[thumb:133:l]Pietra Ligure. Santa Corona nuovamente alla ribalta per un caso di “buona sanità”. Pochi giorni fa nel nosocomio pietrese è infatti stato impiantato, per la prima volta in Liguria, un moderno neurostimolatore per il controllo del dolore. La paziente, una 49enne, era da tempo affetta da forti dolori alla gamba destra a causa di una serie di interventi chirurgici alla colonna vertebrale, nonostante avesse un pacemaker per il dolore cronico che, però, si stava rapidamente esaurendo. Ora, grazie al nuovo dispositivo, non dovrà sottoporsi ad altri interventi per diversi anni.
Il nuovo neurostimolatore è infatti dotato di una tecnologia avanzata che permette al paziente stesso di ricaricarlo. Inoltre, sul piano clinico, generando leggeri impulsi elettrici trasmessi alla colonna vertebrale o al sistema nervoso periferico, allevia il dolore neuropatico quando i medicinali non riescono a dare sollievo o causano intollerabili effetti collaterali. Il sistema è gestibile anche dal paziente grazie a un telecomando con il quale può accendere o spegnere la batteria e scegliere tra più programmi di stimolazione a seconda dell’intensità e della localizzazione del dolore.

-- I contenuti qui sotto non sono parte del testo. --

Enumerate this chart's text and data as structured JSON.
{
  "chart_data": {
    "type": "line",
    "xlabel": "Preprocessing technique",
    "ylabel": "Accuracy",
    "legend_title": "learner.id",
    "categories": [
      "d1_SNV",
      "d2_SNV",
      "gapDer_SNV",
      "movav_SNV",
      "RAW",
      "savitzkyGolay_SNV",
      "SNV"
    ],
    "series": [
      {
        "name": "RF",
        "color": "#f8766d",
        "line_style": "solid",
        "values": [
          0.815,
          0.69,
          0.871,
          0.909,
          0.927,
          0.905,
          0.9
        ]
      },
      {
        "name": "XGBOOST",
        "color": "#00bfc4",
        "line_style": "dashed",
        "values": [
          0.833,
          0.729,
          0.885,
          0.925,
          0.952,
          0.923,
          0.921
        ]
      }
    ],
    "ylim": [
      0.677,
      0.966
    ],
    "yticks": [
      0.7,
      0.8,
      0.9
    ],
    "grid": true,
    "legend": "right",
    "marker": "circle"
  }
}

Il pacemaker è stato inserito sotto la cute dell’addome attraverso una breve operazione chirurgica mini-invasiva ed è connesso a un elettrocatetere, in modo tale da indirizzare gli impulsi elettrici per la terapia direttamente alla zona da trattare. Il neurostimolatore ricaricabile contiene la batteria più potente ed a più lunga durata disponibile al mondo: nove anni. Quando il livello di carica è basso, un allarme acustico indica che deve essere ricaricato e un’icona appare sul telecomando del paziente. La ricarica può avvenire senza interrompere la stimolazione.
“In casi di dolore cronico non oncologico come questo – ha spiegato Marco Bertolotto, direttore del dipartimento di riabilitazione dell’ospedale Santa Corona – il dolore da sintomo diventa mallattia invalidante, con pesanti costi sociali e psicologici per il paziente. Con l’impianto di questo innovativo pacemaker, non solo si ha una netta riduzione del dolore, ma anche un netto miglioramento della qualità di vita e una forte riduzione dell’assunzione di farmaci antidolorifici”.